Eine längst Verblichene an Ihrem Geburtstag zu würdigen, ist selbstverständlich – wenn die Tote ein gutes Erbe bzw. einen bleibenden Wert hinterlassen hat. Das lässt sich nun von der DDR nur schwerlich sagen – auch wenn ich es selber gar nicht missen möchte, über 21 Jahre in diesem seltsamen Land gelebt zu haben. Der Erfahrungsreichtum, der sich daraus speist, bedeutet mir viel.
Manchmal geht mir durch den Kopf: Viele meiner prägenden Erfahrungen basieren auf einem gesellschaftlichen Gebilde, das sich irgendwann auflöste wie ein schlechter Traum. Ich kann also heute meine inneren Abbilder nicht mehr mit einer Wirklichkeit konfrontieren, aus der heraus sie irgendwann einmal entstanden sind. Dieses DDR-Innen hat kein Gegenüber mehr im DDR-Außen.
Alles nicht weiter schlimm, denke ich meist. Doch was, wenn ich bei näherer Betrachtung feststelle, das DDR-Außen ist gar nicht soweit weg: Unfreundliche, griesgrämige Bedienungen in Kneipen und Restaurants. Behördenmitarbeiter, deren einziges Ziel zu sein scheint, den eigenen Aufwand möglichst gering zu halten. Verwaltungen, deren größte Kunst darin besteht, zu belegen, wieso sie nicht zuständig sind bzw. wieso ihnen die Hände gebunden sind. Gewählte Volksvertreter, die behaupten, dem Wohle des Volkes zu dienen – aber doch nur die eigenen Interessen und die anderer Mächtiger vertreten.

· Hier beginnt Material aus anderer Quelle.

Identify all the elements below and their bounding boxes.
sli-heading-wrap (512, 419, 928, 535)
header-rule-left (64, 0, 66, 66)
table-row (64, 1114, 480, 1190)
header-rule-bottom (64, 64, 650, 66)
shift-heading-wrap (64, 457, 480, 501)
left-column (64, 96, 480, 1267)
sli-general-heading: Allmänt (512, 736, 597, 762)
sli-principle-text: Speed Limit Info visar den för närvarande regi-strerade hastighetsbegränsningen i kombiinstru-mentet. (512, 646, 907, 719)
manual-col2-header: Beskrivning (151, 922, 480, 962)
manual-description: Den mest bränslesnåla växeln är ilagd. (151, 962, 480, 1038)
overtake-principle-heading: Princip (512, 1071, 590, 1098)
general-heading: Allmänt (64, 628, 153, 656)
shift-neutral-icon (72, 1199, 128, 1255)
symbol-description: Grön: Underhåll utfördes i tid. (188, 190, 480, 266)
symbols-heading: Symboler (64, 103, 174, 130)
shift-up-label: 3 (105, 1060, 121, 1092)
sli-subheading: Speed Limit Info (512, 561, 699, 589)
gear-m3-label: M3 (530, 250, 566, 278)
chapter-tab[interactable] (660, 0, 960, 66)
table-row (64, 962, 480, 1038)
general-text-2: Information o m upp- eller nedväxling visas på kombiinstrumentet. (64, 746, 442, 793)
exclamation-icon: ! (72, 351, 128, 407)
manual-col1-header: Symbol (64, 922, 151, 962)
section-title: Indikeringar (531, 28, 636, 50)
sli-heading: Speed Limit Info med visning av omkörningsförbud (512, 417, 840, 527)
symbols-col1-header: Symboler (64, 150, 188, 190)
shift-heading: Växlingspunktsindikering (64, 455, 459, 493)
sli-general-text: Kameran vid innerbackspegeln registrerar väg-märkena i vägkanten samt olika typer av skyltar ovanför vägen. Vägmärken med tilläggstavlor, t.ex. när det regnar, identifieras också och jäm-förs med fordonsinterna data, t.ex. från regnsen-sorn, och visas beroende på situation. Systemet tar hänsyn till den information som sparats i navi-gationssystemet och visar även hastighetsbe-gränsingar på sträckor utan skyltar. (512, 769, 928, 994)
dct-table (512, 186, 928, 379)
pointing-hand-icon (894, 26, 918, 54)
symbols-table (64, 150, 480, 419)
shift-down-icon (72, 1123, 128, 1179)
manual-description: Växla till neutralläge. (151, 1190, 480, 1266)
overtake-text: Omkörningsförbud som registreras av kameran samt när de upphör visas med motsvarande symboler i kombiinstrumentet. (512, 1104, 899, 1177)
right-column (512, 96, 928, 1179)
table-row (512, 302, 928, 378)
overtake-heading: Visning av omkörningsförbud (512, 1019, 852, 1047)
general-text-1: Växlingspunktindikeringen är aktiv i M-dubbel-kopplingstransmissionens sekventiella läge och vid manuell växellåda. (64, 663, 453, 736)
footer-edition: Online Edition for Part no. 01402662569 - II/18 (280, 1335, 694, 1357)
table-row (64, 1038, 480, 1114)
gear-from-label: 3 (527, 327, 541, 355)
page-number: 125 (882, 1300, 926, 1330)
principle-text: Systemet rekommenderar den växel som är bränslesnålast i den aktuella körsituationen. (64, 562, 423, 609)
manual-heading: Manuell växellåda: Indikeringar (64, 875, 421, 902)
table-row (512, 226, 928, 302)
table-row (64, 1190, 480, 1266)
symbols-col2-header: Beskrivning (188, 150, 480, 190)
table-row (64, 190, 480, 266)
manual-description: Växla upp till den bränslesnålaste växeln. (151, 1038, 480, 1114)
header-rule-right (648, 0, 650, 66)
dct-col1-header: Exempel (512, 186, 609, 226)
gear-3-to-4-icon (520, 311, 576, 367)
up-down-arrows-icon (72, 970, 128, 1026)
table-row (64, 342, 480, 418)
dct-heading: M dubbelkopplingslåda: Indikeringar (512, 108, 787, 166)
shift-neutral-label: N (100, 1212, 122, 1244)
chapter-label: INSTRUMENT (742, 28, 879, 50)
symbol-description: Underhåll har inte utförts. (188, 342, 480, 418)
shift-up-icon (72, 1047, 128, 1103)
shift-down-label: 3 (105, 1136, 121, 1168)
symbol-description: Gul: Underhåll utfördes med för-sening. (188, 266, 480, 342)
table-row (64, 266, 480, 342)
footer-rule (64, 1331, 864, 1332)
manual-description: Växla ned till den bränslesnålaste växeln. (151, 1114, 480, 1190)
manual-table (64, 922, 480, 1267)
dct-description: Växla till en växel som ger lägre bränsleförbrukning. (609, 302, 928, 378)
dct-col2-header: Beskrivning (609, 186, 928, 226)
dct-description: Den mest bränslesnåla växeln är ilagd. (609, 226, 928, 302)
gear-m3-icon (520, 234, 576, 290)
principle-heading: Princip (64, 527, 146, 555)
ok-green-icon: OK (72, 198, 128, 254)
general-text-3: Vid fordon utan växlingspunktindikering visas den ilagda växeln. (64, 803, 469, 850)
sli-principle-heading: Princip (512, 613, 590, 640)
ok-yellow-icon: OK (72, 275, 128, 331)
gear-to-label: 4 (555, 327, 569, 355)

Fazit am 58. Geburtstag: In Wahrheit ist die DDR gar nicht verblichen. Ihre Erscheinungen und Ausprägungen sind nur kleinteiliger verfasst, nicht mehr so leicht zu erkennen. Zwar fehlt die große Klammer, um die Idee „DDR“ zusammenzuhalten. Das macht sie deswegen aber nicht leichter erträglich – und die eigene Aufmerksamkeit und der eigene Widerstand ist gefordert wie eh und je.